Indudablemente,Quercus es el maestro de la ebanistería. Una consulta,para madera clara,muy similar al pino (aca se conoce como Grapia) y terminacion brillante . . . .que laca usarias???? Gracias


----------



## AntonioAA (Ago 7, 2017)

De lo que conseguimos aqui en Sudacalandia , lo que  a mi me resulta mejor es la laca de pisos ( poliuretanica por supuesto ) pero al solvente . Al agua queda bien pero solo en superficies horizontales .
Hay una conocida herrajeria en nuestra ciudad que vende marca "Maderplast" .


----------



## shevchenko (Ago 7, 2017)

A mi me paso de conseguir muy diferentes resultados con=
Misma pintura y mismo solvente.. inluso de aguarras a tiner hay diferencia (en cuanto a brillo y velocidad de secado)
Pero si agregamos mucho solvente queda mas "brillosa" (si es *h*orizontal) vertical cambia mucho por que no podes cargar tanto (o se chorrea) 
Ni hablemos de la pistola de pintar... si usamos mucho aire cambia un poco... 
si usamos una adia*b*atic (con aire caliente) es otro tema tambien...


----------



## AntonioAA (Ago 7, 2017)

El soplete es un mundo , requiere de cierta cancha y pruebas previas ... Le influyen : Temperatura ambiente, Presión , Dilución , distancia y apertura del abanico y HUMEDAD ... no intentarlo si hay mucha !

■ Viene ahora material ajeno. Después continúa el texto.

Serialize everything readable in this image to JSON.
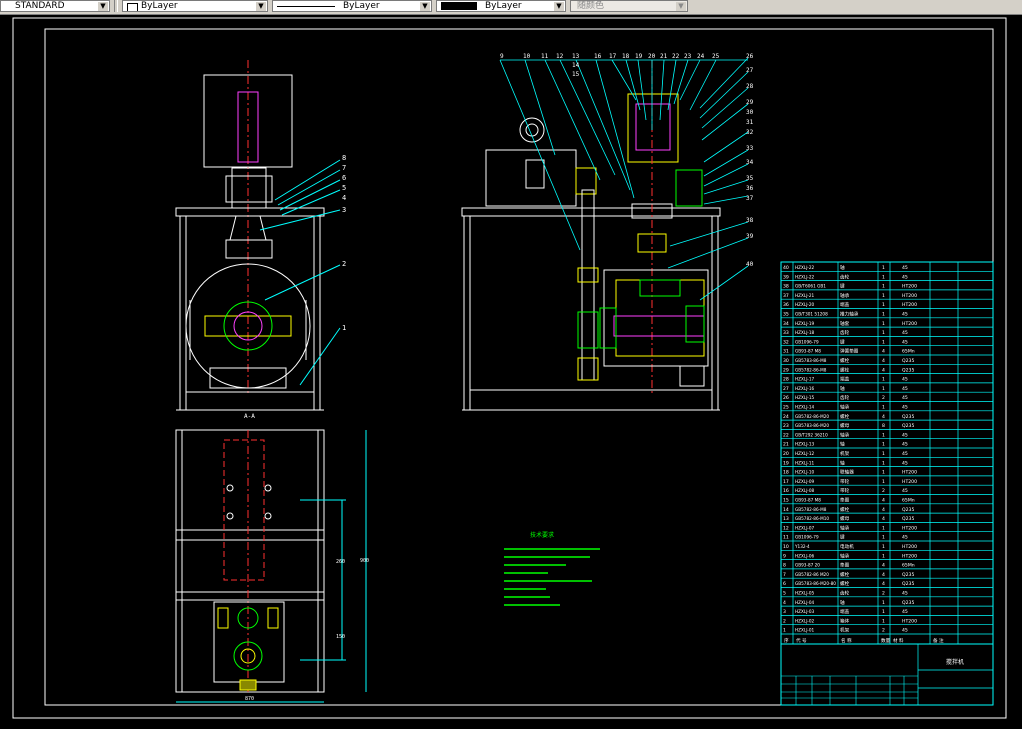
{
  "toolbar": {
    "text_style": "STANDARD",
    "color": "ByLayer",
    "linetype": "ByLayer",
    "lineweight": "ByLayer",
    "plotstyle": "随颜色"
  },
  "drawing": {
    "section_label": "A-A",
    "tech_notes_title": "技术要求",
    "balloons_left": [
      "8",
      "7",
      "6",
      "5",
      "4",
      "3",
      "2",
      "1"
    ],
    "balloons_right_top": [
      "9",
      "10",
      "11",
      "12",
      "13",
      "14",
      "15",
      "16",
      "17",
      "18",
      "19",
      "20",
      "21",
      "22",
      "23",
      "24",
      "25",
      "26",
      "27",
      "28"
    ],
    "balloons_right_side": [
      "29",
      "30",
      "31",
      "32",
      "33",
      "34",
      "35",
      "36",
      "37",
      "38",
      "39",
      "40"
    ],
    "dim_bottom": "870",
    "dim_height": "900",
    "dim_inner_1": "260",
    "dim_inner_2": "150"
  },
  "parts_table": {
    "headers": [
      "序",
      "代 号",
      "名 称",
      "数量",
      "材 料",
      "备 注"
    ],
    "rows": [
      [
        "40",
        "HZXLJ-22",
        "轴",
        "1",
        "45"
      ],
      [
        "39",
        "HZXLJ-22",
        "齿轮",
        "1",
        "45"
      ],
      [
        "38",
        "GB/T6061 GB1",
        "键",
        "1",
        "HT200"
      ],
      [
        "37",
        "HZXLJ-21",
        "轴承",
        "1",
        "HT200"
      ],
      [
        "36",
        "HZXLJ-20",
        "端盖",
        "1",
        "HT200"
      ],
      [
        "35",
        "GB/T301 51208",
        "推力轴承",
        "1",
        "45"
      ],
      [
        "34",
        "HZXLJ-19",
        "轴套",
        "1",
        "HT200"
      ],
      [
        "33",
        "HZXLJ-18",
        "齿轮",
        "1",
        "45"
      ],
      [
        "32",
        "GB1096-79",
        "键",
        "1",
        "45"
      ],
      [
        "31",
        "GB93-87 M8",
        "弹簧垫圈",
        "4",
        "65Mn"
      ],
      [
        "30",
        "GB5783-86-M8",
        "螺栓",
        "4",
        "Q235"
      ],
      [
        "29",
        "GB5782-86-M8",
        "螺栓",
        "4",
        "Q235"
      ],
      [
        "28",
        "HZXLJ-17",
        "端盖",
        "1",
        "45"
      ],
      [
        "27",
        "HZXLJ-16",
        "轴",
        "1",
        "45"
      ],
      [
        "26",
        "HZXLJ-15",
        "齿轮",
        "2",
        "45"
      ],
      [
        "25",
        "HZXLJ-14",
        "轴承",
        "1",
        "45"
      ],
      [
        "24",
        "GB5782-86-M20",
        "螺栓",
        "4",
        "Q235"
      ],
      [
        "23",
        "GB5783-86-M20",
        "螺母",
        "8",
        "Q235"
      ],
      [
        "22",
        "GB/T292 36210",
        "轴承",
        "1",
        "45"
      ],
      [
        "21",
        "HZXLJ-13",
        "轴",
        "1",
        "45"
      ],
      [
        "20",
        "HZXLJ-12",
        "机架",
        "1",
        "45"
      ],
      [
        "19",
        "HZXLJ-11",
        "轴",
        "1",
        "45"
      ],
      [
        "18",
        "HZXLJ-10",
        "联轴器",
        "1",
        "HT200"
      ],
      [
        "17",
        "HZXLJ-09",
        "带轮",
        "1",
        "HT200"
      ],
      [
        "16",
        "HZXLJ-08",
        "带轮",
        "2",
        "45"
      ],
      [
        "15",
        "GB93-87 M8",
        "垫圈",
        "4",
        "65Mn"
      ],
      [
        "14",
        "GB5782-86-M8",
        "螺栓",
        "4",
        "Q235"
      ],
      [
        "13",
        "GB5782-86-M10",
        "螺母",
        "4",
        "Q235"
      ],
      [
        "12",
        "HZXLJ-07",
        "轴承",
        "1",
        "HT200"
      ],
      [
        "11",
        "GB1096-79",
        "键",
        "1",
        "45"
      ],
      [
        "10",
        "Y132-4",
        "电动机",
        "1",
        "HT200"
      ],
      [
        "9",
        "HZXLJ-06",
        "轴承",
        "1",
        "HT200"
      ],
      [
        "8",
        "GB93-87 20",
        "垫圈",
        "4",
        "65Mn"
      ],
      [
        "7",
        "GB5782-86 M20",
        "螺栓",
        "4",
        "Q235"
      ],
      [
        "6",
        "GB5783-86-M20-80",
        "螺栓",
        "4",
        "Q235"
      ],
      [
        "5",
        "HZXLJ-05",
        "齿轮",
        "2",
        "45"
      ],
      [
        "4",
        "HZXLJ-04",
        "轴",
        "1",
        "Q235"
      ],
      [
        "3",
        "HZXLJ-03",
        "端盖",
        "1",
        "45"
      ],
      [
        "2",
        "HZXLJ-02",
        "箱体",
        "1",
        "HT200"
      ],
      [
        "1",
        "HZXLJ-01",
        "机架",
        "2",
        "45"
      ]
    ],
    "title_block_name": "搅拌机"
  }
}
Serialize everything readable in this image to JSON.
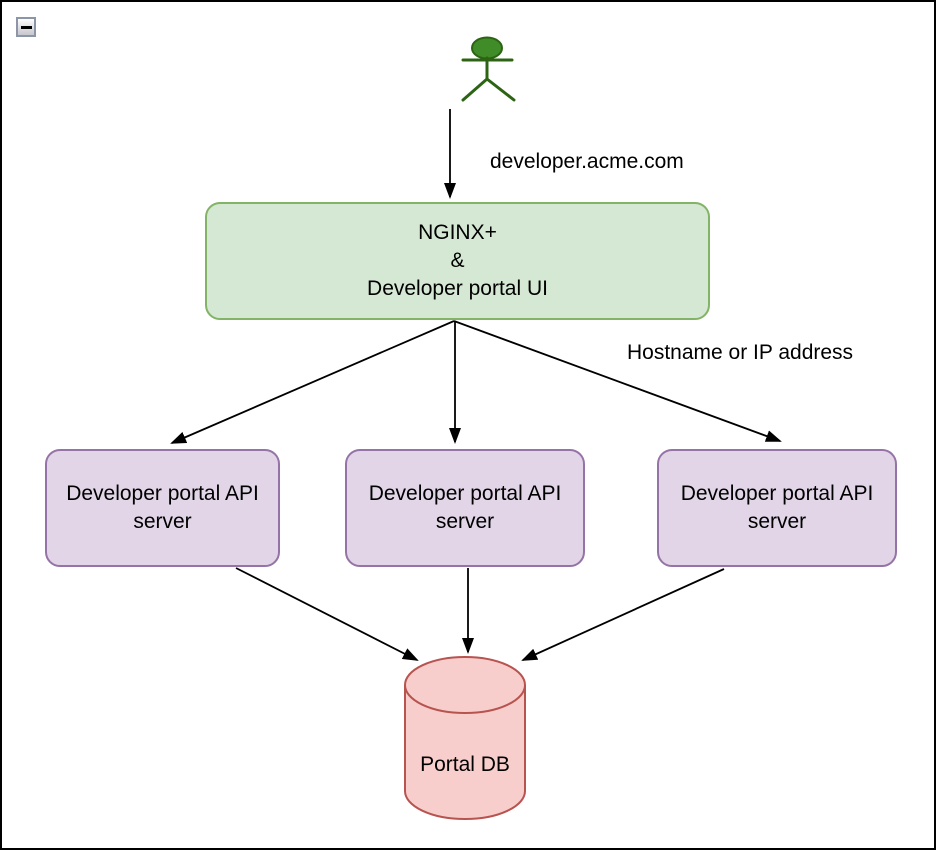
{
  "window": {
    "collapse_button": {
      "icon": "minus-icon",
      "state": "expanded"
    }
  },
  "diagram": {
    "user": {
      "icon": "person-stick-figure-icon",
      "fill": "#3f8c28",
      "stroke": "#2d6414"
    },
    "edge_labels": {
      "user_to_gateway": "developer.acme.com",
      "gateway_to_servers": "Hostname or IP address"
    },
    "gateway": {
      "label": "NGINX+\n&\nDeveloper portal UI",
      "fill": "#d5e8d4",
      "stroke": "#82b366"
    },
    "api_servers": [
      {
        "label": "Developer portal API\nserver"
      },
      {
        "label": "Developer portal API\nserver"
      },
      {
        "label": "Developer portal API\nserver"
      }
    ],
    "api_server_style": {
      "fill": "#e1d5e7",
      "stroke": "#9673a6"
    },
    "database": {
      "label": "Portal DB",
      "icon": "cylinder-database-icon",
      "fill": "#f8cecc",
      "stroke": "#b85450"
    },
    "edge_color": "#000000"
  }
}
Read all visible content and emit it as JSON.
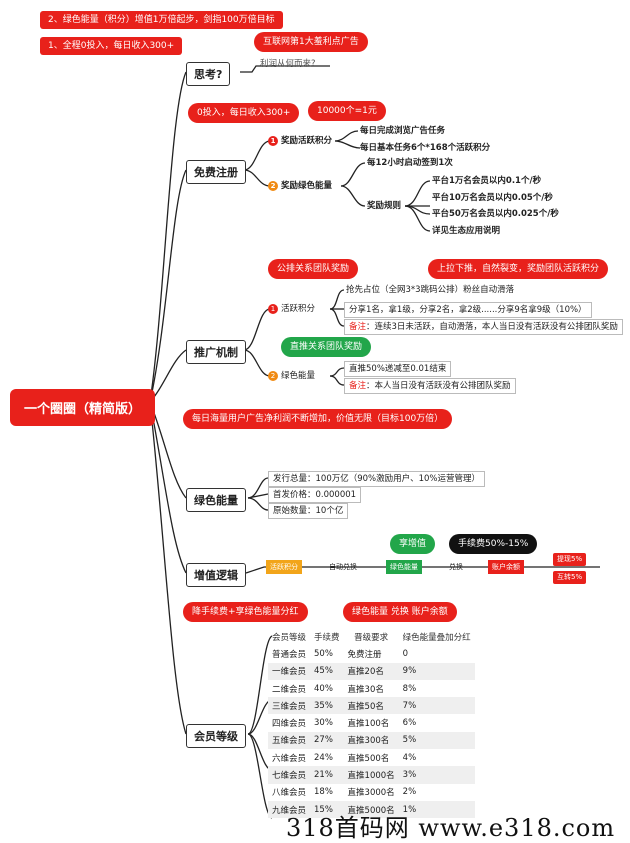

Aqui les muestro mi ultimo trabajito con pintura de Auto bicapa : Primer , Color y Barniz final .
queda muy bien , pero cuesta un dinerillo ....


----------



## Quercus (Ago 10, 2017)

polilapo dijo:


> Indudablemente,Quercus es el maestro de la ebanistería. Una consulta,para madera clara,muy similar al pino (aca se conoce como Grapia) y terminacion brillante . . . .que laca usarias???? Gracias


Perdona polilapo, por no haberte contestado antes.
  Mas que ayudarte, te puedo dar mi opinión, el gusto en esto es como por ejemplo en los amplificadores y altavoces,  ya que estamos en un foro de electronica, cada uno tenemos el nuestro, independientemente de “la grafica”.

Generalmente y cuando hablamos de BARNIZAR MADERA, NO DE PINTAR DM, el brillo seria directamente proporcional a lo oscura que sea la madera y en menor medida también a la beta y poro que pueda tener. 

Esto no quiere decir que una madera clara no se barnice brillante, pero no es lo habitual, normalmente se barnizara de satinado a mate. Una madera clara brillante *parece plastificada y nada natural*, máxime si no tiene bastante poro y beta, es por esto que en las buenas imitaciones de “melamina”, se les está simulando poro tambien, porque suelen brillar bastante con ese aspecto poco natural que decia. 

Para aclararnos un poco, en una escala del 0 al 10 seria: 0= supermate, 5=satinado, 10= superbrillo.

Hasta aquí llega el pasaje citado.